In between realizations big and small – this conference is a refreshing drop of hope into what seem can seem to be a big ol’ puddle of despair.
“Look at this research”
“How can I get into see that doctor?”
“Your daughter is a lot like my son”
So many connections have been made at AutismOne over the years. Between doctors and parents AND parents and providers – but most importantly between parents and parents. The connections, dare I say friendships, born from the conference are the ripples made from that hope droplett that reach to the edges of that despair puddle.

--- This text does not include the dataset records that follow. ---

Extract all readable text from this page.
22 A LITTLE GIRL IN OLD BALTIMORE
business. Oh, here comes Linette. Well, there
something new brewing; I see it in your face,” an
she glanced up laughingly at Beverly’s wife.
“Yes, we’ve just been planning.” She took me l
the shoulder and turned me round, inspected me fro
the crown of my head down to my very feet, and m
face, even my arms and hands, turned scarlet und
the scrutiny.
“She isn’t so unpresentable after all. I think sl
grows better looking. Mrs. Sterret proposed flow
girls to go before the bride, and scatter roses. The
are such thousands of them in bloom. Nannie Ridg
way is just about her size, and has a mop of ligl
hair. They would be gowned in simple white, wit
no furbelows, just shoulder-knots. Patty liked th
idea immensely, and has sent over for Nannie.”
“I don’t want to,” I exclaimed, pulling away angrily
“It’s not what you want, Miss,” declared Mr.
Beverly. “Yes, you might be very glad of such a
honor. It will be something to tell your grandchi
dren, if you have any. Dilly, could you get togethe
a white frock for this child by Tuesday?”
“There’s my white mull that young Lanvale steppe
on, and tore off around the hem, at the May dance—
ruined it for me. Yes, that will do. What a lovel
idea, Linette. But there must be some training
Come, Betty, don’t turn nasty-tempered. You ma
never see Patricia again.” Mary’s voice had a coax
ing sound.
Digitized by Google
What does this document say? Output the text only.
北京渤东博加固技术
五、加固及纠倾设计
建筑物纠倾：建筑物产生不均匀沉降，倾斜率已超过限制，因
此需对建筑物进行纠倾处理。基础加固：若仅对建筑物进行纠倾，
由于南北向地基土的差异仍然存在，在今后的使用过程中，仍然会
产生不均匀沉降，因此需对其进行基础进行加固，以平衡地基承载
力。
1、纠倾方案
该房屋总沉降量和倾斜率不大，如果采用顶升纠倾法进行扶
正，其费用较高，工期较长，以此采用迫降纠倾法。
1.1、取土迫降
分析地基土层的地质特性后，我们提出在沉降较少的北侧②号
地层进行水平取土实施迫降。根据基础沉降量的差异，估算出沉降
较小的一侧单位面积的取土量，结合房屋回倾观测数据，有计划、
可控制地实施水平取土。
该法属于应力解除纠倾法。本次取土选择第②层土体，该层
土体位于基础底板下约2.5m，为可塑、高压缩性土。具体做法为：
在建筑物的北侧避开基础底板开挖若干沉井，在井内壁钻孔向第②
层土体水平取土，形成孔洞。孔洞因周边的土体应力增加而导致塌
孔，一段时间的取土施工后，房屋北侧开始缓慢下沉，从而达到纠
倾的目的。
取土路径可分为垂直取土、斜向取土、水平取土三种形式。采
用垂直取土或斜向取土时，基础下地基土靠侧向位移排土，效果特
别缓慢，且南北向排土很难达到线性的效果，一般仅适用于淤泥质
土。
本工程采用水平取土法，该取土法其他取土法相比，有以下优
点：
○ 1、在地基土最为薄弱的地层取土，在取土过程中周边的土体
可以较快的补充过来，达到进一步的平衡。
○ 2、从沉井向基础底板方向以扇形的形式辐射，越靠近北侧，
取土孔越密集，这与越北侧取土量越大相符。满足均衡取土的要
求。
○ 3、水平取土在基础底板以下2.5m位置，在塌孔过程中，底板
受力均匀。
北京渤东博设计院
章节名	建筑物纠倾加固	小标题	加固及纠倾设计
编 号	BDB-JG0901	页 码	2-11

The friendships and connetions help you carry that information beyond your point of learning and give you the couage to implement. These connections give you a place to go when you need to ask a question. They give you a place to go when you feel totally alone and someone can say “yeah – that DOES suck” and they really do know it DOES suck.
So, I’m sitting at the table and I’m remembering that overwhelmed nowhere-to-turn feeling at the beginning of autism. Then I compare it to the thank-goodness-i-have-you-smart-mommas-to-help-me-out-and-talk-me-off-the-ledge feeling I have now. And two things crossed my mind.
First, we need to expand that ripple from our drop of hope way beyond that puddle of despair. WAY beyond. Way, WAY, WAAAAY beyond.
Second, we need to stop more families from being initiated into our damn club! STOP AUTISM! I mean, *really* stop it – not just “change the DSM criteria” stop it.
I realize I just asked you to stop despair AND autism on a Sunday morning but it really can’t be that hard, huh? JUST TALK ABOUT IT.
If you feel hopeful about a new treatment – talk about it.
If you are appalled at the new autism rate of 1 in 88 – talk about it.
If the conference made you feel hopeful that you can help your child/grandchild – talk about it.
If your child has improved medically or cognitively from a treatment or therapy – talk about it.
If you are excited that there are mulitple presenations at the conference linking environmnet insults to autism – talk about it!!!!
Talk to your spouse, your neighbor, a stranger, teachers, doctors, your hairdresser – whoever will listen.
OK – I don’t want you to be labeled “That Lady” or “That Guy” – so how ‘bout if you put it on your weekly list of things to do:
- Call Insurance about denied claim
- Call School District re: IEP goals
- Call Carpet Cleaners….
- Hope Talk
“Hope Talk” will be that ten second conversation you have with the stranger in the grocery store about GMOs. Or the comment you make to the school nurse about your son’s improved focus since adding EFAs to his diet. Hope Talk might be mentioning that your son who didn’t speak until six years of age just spontateously told you “Guess what happened at school today”. Hope Talk is telling poeple, again and again and again that your child has recovered from autism (Please God, Someday?) Hope Talk is telling complete strangers that your brother on the spectrum has a girlfriend.
So I challenge you, Dear Reader, to engage in Hope Talk. Weekly.
Expand those ripples of hope waaaaay out into the universe.
It is your job as a Thinker.
No free rides.
You are getting your child healthier because someone shared information with you. Pass it on.